Facebook have announced two new tools which will grant a select group of broadcasters unprecedented access to Facebook keyword and demographic data.
Specifically, the Public Feed API allows broadcasters access to a real-time firehouse of key-word mentions within user posts, while the Keyword Insights API allows visibility of anonymous demographic data, such as user geography, age, and gender. In short, as with Twitter, broadcasters can now monitor Facebook conversation about their shows in real time, and unlike Twitter, they can find out more about who their audience is. So what does this mean?
For Facebook: the two new tools are the latest development in a long line of work, including the implementation of hashtags and experimenting with trending topics, to make ground on Twitter as the go-to channel for the monitoring of real-time social dialogue about current affairs, sports, TV and so on.
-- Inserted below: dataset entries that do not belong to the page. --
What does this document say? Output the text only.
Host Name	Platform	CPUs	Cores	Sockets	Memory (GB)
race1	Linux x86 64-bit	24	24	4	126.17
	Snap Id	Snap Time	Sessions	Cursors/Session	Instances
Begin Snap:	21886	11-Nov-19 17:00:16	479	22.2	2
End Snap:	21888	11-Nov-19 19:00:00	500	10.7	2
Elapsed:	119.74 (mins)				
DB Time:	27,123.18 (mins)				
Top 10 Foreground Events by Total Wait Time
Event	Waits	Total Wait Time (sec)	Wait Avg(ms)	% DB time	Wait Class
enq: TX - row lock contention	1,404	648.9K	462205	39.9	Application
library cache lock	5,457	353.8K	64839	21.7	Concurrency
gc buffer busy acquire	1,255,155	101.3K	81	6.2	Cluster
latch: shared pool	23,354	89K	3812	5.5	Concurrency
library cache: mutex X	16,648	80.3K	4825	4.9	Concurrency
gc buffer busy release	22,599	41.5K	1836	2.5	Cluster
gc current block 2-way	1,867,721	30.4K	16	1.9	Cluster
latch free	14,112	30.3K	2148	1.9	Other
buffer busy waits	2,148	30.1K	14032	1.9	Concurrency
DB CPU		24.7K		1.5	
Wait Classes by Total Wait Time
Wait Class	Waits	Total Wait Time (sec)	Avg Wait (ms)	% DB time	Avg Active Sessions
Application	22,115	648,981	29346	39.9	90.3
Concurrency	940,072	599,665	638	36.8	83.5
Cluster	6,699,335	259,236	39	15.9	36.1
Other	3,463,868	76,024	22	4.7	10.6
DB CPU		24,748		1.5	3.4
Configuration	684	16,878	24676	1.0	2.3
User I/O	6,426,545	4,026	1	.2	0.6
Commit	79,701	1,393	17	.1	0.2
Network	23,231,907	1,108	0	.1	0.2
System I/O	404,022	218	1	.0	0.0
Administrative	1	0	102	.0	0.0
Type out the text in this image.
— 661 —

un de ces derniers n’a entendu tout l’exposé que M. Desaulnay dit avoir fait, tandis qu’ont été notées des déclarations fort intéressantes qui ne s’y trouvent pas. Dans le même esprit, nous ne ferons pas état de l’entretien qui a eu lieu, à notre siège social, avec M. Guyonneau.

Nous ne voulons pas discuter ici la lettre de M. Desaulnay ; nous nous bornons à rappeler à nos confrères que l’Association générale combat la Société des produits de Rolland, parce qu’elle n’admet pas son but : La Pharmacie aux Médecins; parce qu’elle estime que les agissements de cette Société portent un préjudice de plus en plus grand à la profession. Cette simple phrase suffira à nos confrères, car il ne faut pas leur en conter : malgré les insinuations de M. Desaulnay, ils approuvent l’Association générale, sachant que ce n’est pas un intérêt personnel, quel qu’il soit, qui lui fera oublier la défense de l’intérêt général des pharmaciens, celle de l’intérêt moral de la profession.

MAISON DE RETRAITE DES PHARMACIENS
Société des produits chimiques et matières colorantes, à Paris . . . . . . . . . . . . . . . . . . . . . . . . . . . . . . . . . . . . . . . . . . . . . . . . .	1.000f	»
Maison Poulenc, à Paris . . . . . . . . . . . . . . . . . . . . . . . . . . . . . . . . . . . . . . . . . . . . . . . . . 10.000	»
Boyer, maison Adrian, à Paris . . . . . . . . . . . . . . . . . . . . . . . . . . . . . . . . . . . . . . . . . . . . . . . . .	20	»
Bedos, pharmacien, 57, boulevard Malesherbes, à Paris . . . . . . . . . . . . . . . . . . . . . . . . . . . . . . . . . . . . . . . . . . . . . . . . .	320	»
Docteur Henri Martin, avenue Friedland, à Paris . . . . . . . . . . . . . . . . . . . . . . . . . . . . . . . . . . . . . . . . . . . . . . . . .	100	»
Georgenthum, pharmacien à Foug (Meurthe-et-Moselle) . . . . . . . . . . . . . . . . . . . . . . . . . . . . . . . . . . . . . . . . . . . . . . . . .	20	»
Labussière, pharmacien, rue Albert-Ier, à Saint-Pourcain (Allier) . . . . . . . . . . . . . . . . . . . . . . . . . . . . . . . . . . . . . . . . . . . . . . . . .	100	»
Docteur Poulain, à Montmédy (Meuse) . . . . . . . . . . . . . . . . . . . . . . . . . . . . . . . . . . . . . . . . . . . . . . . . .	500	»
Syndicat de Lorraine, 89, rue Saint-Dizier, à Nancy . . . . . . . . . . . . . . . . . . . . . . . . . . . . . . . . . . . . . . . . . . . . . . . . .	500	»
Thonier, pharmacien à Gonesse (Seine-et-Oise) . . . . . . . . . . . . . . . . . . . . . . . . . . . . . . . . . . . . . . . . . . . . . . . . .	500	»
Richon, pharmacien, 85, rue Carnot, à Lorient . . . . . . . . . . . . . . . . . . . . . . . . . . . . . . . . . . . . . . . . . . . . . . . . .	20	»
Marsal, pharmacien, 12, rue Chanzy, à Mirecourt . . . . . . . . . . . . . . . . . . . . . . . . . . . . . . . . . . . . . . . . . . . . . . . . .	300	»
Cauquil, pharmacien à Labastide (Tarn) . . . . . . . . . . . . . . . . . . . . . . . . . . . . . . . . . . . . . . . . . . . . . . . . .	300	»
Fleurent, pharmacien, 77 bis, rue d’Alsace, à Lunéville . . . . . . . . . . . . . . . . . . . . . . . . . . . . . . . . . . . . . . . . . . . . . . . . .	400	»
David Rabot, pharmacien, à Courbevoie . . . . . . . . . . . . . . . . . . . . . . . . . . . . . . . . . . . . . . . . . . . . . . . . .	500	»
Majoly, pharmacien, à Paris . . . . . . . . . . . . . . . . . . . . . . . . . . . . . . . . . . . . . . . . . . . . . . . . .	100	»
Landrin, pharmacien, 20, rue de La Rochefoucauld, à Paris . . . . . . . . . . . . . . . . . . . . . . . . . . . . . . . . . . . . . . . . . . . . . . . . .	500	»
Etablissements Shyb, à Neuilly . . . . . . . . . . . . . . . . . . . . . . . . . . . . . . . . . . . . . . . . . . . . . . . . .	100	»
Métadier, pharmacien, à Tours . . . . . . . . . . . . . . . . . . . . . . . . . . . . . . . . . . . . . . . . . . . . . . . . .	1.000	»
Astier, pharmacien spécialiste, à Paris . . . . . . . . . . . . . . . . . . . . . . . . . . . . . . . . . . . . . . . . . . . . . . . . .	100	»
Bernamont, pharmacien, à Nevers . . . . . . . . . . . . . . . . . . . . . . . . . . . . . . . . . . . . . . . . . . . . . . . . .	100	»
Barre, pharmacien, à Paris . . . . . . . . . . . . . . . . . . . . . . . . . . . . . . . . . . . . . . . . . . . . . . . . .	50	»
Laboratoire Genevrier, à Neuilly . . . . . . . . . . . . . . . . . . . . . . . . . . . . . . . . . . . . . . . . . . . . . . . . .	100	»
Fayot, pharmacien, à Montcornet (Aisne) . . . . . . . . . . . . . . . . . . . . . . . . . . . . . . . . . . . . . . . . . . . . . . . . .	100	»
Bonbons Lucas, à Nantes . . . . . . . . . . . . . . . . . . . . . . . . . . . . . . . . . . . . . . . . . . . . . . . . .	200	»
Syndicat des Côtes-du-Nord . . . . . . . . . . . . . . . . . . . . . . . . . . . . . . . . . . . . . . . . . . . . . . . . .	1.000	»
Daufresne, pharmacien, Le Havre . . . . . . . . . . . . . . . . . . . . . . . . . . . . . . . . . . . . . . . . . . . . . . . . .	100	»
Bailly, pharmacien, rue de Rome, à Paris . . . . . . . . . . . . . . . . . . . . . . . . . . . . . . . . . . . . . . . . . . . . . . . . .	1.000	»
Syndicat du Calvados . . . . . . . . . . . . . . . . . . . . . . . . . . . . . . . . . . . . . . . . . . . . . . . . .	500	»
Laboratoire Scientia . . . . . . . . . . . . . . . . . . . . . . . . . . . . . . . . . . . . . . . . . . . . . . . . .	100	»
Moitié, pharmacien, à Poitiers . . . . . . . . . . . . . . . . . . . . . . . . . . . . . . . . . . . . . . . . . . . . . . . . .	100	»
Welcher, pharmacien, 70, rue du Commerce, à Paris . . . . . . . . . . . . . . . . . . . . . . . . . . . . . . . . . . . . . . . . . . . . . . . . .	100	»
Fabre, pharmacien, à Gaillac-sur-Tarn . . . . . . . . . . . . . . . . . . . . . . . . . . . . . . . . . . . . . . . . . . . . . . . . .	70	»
For Twitter: Twitter has long been the proverbial social water-cooler, where people talk about what they watched on the box last night or give their abridged commentary on the next election. Anecdotally, most calls to action broadcast on air direct fans towards Twitter, whether the desired effect be to generate hashtag conversation or to drive engagement with a presenter. Could this change? Facebook certainly thinks so. According to Facebook up to 100 million users log in to Facebook each day during the prime time viewing hours of 8-11pm, and 245 million people interacted with (posted status updates, commented, liked related posts) the Super Bowl in February. This dwarfs the 24 million tweets during the Super Bowl. If the audience is already there, and broadcasters can now monitor their conversation – perhaps this changes everything with regard to social TV activations and KPIs
For Brands: the new APIs are available to a select group of broadcasters across multiple platforms, including CNN, NBC, Sky TV, Slate and Buzzfeed which suggests that Facebook are focussing their attention on facilitating the mining of real-time data around current events, TV and sport in the short term. That said, Facebook will soon announce more media partners in the near future. If and when this function is openly rolled out to brands and social listening agencies, then for the first time marketers will be able to understand the Facebook community’s response to everything from TV advertising campaigns, to website takeovers, to high profile event partnerships. Brands will also be able to monitor general chit chat about their products, and community response to any adverse PR via the new function. This is new territory for brands with regards to Facebook metrics, as historically most social listening tools are impotent against Facebook’s API and user security settings. This may even revolutionise how brands call to action on Facebook. There is less need to drive fans to a Facebook page, if conversation about your brand can be captured from users own Facebook profiles.
For Users: the short-sighted observer might grab the opportunity to raise security concerns, but in this climate of social media security trepidation Facebook have been pretty smart – ensuring that a core message around the unveiling of these tools is that only content set to public will be captured by the APIs. In the long term, all of the features that Facebook are currently implementing and exploring point towards a more social Facebook, heralding conversation unhindered by the barriers of Facebook ‘friendship’, where likeminded users can engage with each other around a topic of interest, in a moment in time.
For us: more data, more fun. These APIs bridge the gap between a community manager remit and that of the social analyst and will strengthen the synergy between our community management and social listening functions. We look forward to exploring this new data source for our clients and the insight that this might uncover
To conclude: Facebook is a bigger audience, and arguably a bigger (if harder to navigate) vehicle for real-time social commentary than Twitter. To date this conversation has been untraceable with listening tools, and interspersed across millions of individual Facebook profiles. The new APIs will allow frustrated marketers to finally understand the response of the Facebook community to marketing activity, and could well revolutionise the way the average Facebooker interacts with brands on their platform of choice. One supposes that success in doing so depends on whether the average Facebooker wants their data, albeit anonymous, to be visible to the public.